Trade disputes, while somewhat rare and undesirable across the board, nevertheless do occur on occasion within a trading bloc as large as all of North America. When they do arise from time to time possessing a rudimentary knowledge of the process by which parties that are in disagreement resolve any NAFTA trade dispute that may occur can be helpful.
When a NAFTA trade dispute evidences itself, the first phase in the resolution process is initiated by reviewing NAFTA guidelines that direct the governments that are involved to resolve their differences via Working Groups or Committees. If this is action is unsuccessful, panel procedures called for and implemented by NAFTA regulations are both effective and expeditious. The international agreement contains chapters devoted to the resolution of such disputes, detailing applicable rules and procedures for them in chapters 11, 14, 19, and 20 of the agreement.
Chapter Eleven covers NAFTA trade dispute resolution realted to investment, and provides a mechanism for equal treatment before an impartial tribunal in accordance with the principle of international reciprocity and due process. A NAFTA investor who feels wronged may choose to pursue one of several means by which to settle disagreements:
- The World Bank’s International Centre for the Settlement of Investment Disputes (ICSID)
- ICSID’s Additional Facility Rules
- The rules of the United Nations Commission for International Trade Law (UNCITRAL Rules)
- Remedies available in the host country’s domestic courts
Chapter Fourteen makes provision for the NAFTA trade dispute resolution related to conflicts in financial service matters, following the procedures outlined in Chapter Twenty. However, in the case of Chapter-14 disputes, the panelists are chosen from a special roster of experts in the field of financial services. Chapter Fourteen is a little-known, and not-as-yet-needed provision of the agreement.
Review of Final Antidumping and Countervailing Duty Determinations
Article 1904 provides for an alternative to judicial review by domestic courts of final determinations of NAFTA trade disputes in antidumping and countervailing duty cases that are reviewed by independent, binational panels. In Canada, the relevant investigating authorities are the Canada Border Services Agency (CBSA), and Canadian International Trade Tribunal (CITT). In the US, they are the International Trade Administration of the Department of Commerce and the United States International Trade Commission. In Mexico, it is the Secretaría de Economía, Unidad de Prácticas Comerciales Internacionales. While decisions made by these authorities are binding, in extraordinary circumstances, a government may invoke review by a three-person, binational Extraordinary Challenge Committee, comprised of judges and former judges to review potential conflicts of interest or authority overreaches.
Article 1905 provides for the safeguarding of the panel review system by allowing for a three-member special committee to be established to review allegations that the application of domestic law of one Party has interfered with the proper functioning of the panel system.
Chapter Twenty provides the procedures and processes for all NAFTA trade dispute resolution regarding the interpretation or application of the treaty as a whole.

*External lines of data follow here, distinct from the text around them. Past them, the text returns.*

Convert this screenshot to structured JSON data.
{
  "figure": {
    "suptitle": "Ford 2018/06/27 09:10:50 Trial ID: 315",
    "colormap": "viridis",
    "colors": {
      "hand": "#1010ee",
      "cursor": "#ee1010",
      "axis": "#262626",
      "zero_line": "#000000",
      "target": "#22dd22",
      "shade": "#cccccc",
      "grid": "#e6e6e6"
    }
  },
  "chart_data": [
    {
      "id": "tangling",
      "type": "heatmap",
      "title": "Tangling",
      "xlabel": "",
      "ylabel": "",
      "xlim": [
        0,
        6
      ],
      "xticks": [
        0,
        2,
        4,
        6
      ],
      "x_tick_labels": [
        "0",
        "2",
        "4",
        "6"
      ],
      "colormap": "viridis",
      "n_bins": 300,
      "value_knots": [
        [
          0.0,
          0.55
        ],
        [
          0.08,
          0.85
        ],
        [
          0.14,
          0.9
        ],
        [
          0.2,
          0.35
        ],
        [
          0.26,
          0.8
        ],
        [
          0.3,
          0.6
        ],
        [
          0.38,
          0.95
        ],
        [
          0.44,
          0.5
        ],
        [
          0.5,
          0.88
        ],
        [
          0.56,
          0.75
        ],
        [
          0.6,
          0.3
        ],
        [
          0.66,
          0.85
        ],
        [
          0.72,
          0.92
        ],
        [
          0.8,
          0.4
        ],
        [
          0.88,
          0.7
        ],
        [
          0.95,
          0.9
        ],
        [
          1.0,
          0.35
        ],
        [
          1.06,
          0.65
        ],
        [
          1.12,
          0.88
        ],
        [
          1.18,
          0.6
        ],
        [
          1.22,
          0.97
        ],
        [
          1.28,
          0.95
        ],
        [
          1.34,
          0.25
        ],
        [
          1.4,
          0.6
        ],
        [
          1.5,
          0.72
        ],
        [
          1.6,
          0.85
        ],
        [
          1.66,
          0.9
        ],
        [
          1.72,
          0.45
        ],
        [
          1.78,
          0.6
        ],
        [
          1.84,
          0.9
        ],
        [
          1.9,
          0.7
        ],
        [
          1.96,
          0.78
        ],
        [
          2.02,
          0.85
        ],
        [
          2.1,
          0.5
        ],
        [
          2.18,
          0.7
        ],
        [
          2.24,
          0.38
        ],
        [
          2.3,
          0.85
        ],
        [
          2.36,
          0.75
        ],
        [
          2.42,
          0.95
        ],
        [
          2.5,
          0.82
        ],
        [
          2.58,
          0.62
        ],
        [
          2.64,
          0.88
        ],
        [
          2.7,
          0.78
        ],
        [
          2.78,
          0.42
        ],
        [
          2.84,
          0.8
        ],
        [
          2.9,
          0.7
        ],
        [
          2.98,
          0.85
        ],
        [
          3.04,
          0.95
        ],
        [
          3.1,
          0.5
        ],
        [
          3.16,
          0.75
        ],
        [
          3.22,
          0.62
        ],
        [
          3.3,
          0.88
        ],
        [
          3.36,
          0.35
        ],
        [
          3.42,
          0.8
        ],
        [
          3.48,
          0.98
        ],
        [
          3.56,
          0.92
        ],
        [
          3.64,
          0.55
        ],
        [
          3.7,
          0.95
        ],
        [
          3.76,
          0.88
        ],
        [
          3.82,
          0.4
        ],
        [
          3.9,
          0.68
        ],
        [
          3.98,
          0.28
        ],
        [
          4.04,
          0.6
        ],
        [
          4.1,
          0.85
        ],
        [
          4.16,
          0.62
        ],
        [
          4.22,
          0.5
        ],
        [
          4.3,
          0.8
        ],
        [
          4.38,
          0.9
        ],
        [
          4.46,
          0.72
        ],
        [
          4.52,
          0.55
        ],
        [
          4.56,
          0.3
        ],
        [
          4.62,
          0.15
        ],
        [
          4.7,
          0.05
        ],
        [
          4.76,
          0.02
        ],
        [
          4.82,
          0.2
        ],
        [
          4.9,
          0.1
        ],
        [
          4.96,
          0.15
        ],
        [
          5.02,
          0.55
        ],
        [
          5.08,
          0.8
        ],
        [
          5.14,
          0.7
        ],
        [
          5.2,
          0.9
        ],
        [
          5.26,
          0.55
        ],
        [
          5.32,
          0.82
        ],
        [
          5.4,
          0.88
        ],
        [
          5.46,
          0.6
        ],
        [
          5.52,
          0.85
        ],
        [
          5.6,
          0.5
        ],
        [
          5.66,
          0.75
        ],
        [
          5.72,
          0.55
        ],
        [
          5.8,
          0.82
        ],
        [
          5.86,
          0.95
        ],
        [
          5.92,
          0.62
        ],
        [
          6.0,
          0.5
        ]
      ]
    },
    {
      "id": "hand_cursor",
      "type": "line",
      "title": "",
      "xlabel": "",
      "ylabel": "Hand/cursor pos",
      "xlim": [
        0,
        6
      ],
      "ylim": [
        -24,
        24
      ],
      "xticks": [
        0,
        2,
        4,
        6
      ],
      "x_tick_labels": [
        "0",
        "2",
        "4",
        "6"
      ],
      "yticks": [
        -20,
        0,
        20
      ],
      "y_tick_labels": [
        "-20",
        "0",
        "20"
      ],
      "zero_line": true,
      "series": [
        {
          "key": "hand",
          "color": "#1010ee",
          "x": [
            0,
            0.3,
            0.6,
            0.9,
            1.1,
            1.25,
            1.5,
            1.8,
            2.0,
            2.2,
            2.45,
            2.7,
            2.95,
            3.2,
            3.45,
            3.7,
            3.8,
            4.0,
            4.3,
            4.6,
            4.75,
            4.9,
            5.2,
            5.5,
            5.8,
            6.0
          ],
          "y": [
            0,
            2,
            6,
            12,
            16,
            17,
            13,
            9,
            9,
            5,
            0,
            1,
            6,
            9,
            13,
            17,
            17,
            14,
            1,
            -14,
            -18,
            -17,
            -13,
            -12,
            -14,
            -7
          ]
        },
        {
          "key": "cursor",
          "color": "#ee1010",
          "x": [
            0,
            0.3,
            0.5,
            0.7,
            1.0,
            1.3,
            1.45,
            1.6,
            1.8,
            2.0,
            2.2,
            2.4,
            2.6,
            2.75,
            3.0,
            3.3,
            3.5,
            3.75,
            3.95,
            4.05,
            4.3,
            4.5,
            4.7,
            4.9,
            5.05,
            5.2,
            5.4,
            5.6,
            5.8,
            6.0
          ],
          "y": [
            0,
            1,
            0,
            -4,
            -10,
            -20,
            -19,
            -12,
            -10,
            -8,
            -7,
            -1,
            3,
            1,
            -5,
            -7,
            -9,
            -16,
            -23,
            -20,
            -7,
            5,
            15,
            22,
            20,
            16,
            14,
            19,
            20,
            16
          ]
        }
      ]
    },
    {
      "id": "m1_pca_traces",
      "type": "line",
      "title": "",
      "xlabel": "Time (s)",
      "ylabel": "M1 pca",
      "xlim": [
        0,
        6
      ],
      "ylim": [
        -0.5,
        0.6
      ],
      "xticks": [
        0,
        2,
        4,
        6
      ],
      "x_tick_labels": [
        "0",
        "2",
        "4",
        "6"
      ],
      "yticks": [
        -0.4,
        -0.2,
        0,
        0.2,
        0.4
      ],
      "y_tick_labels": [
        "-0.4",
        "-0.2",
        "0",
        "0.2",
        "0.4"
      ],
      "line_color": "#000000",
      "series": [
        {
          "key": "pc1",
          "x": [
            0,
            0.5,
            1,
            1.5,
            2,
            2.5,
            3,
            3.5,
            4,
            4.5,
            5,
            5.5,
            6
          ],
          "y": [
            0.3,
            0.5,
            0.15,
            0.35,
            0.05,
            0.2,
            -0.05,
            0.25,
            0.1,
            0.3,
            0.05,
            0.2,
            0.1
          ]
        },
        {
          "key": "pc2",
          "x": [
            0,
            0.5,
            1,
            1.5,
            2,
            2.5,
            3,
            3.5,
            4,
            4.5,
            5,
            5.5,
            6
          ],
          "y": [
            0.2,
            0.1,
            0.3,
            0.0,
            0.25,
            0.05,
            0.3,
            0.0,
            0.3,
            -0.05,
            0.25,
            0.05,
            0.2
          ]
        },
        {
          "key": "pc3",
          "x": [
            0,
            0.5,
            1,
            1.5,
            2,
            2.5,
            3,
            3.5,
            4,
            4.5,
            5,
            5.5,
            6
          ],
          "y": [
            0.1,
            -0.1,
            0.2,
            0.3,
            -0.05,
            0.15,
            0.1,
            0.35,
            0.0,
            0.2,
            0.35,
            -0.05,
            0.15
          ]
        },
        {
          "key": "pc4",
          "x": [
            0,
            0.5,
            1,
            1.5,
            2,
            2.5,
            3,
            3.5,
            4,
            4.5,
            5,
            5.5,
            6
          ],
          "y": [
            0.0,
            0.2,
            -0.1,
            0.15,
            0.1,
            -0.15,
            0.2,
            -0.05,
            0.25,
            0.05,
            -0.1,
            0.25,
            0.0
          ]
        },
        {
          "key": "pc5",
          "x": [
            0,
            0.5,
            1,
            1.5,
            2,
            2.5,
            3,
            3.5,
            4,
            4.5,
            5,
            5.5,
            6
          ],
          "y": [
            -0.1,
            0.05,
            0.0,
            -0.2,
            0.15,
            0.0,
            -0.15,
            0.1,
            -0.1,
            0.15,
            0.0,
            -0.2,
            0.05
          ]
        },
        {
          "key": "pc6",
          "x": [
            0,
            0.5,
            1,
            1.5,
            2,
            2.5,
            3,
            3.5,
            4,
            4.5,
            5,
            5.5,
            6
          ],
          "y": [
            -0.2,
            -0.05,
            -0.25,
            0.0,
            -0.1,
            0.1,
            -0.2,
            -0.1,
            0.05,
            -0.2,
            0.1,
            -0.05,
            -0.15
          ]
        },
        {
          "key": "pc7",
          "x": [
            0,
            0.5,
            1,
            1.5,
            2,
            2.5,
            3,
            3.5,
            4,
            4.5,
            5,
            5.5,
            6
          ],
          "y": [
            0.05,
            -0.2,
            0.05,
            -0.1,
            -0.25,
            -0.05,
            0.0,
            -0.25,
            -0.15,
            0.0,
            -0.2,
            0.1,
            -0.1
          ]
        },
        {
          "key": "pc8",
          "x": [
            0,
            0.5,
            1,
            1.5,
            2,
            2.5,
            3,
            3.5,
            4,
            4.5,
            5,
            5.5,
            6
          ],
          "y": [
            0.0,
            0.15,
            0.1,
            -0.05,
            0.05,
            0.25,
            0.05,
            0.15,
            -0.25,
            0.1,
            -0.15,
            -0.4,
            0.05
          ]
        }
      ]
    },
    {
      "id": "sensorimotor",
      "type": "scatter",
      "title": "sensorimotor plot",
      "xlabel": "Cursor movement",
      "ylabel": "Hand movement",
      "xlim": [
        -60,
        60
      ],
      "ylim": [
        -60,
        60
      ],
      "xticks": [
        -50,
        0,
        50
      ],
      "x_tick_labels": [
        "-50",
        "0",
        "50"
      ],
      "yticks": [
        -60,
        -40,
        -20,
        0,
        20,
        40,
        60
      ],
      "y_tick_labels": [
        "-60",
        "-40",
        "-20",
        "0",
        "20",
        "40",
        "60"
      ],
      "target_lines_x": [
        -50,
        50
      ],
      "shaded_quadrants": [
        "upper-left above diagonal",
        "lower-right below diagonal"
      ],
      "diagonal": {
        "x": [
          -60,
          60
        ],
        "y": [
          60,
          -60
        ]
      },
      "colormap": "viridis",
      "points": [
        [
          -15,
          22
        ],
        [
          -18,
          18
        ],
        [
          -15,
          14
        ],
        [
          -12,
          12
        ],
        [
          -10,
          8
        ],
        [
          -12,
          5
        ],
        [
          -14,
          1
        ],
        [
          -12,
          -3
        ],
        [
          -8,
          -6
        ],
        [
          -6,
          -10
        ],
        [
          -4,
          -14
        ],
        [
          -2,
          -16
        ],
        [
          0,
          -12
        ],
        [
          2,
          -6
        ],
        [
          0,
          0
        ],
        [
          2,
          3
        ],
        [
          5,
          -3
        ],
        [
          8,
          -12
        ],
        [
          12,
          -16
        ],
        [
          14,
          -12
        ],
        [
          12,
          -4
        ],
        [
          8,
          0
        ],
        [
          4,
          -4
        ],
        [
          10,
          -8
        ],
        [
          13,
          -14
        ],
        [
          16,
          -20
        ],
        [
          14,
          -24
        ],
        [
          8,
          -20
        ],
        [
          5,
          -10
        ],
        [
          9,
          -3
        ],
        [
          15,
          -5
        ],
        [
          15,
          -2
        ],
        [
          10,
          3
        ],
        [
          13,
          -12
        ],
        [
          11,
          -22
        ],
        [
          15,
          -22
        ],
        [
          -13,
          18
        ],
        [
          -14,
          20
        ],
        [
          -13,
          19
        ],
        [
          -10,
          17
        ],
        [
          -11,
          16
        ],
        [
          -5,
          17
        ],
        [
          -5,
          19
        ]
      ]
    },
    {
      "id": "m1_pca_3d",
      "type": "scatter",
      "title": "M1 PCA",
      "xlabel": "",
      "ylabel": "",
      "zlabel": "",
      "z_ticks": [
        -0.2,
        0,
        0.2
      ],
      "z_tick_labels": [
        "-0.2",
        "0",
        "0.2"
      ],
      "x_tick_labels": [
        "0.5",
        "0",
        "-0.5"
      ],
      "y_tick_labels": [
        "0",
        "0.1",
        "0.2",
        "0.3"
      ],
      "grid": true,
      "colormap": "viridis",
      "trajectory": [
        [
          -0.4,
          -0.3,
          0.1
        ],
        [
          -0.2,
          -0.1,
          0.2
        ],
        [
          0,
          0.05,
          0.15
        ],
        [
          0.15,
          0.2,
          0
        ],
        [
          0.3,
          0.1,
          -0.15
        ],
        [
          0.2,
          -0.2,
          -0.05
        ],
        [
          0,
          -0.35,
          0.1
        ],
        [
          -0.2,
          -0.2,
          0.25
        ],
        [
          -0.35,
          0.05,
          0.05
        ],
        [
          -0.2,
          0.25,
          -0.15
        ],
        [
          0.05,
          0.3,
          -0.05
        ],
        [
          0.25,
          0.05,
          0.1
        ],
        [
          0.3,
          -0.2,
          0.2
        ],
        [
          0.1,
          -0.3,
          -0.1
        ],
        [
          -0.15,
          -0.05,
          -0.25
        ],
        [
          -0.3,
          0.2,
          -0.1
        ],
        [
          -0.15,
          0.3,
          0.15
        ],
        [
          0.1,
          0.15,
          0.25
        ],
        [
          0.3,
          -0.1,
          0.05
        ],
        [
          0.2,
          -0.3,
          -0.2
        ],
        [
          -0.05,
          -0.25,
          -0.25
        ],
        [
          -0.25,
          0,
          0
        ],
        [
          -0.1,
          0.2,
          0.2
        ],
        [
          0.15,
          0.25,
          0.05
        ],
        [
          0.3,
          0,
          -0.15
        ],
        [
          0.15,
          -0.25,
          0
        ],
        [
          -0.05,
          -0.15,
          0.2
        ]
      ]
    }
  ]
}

The first step in the process is government-to-government consultations. If these do not resolve the conflict in question, a NAFTA Free-Trade Commission meeting may be requested. If this measure does not settle the dispute, a five-member arbitration panel may be established. Additionally, this chapter provides for the creation of scientific review boards for consultation with the panels to provide reports on any factual issues concerning environmental, health, safety, etc. to assist panels in rendering their decisions.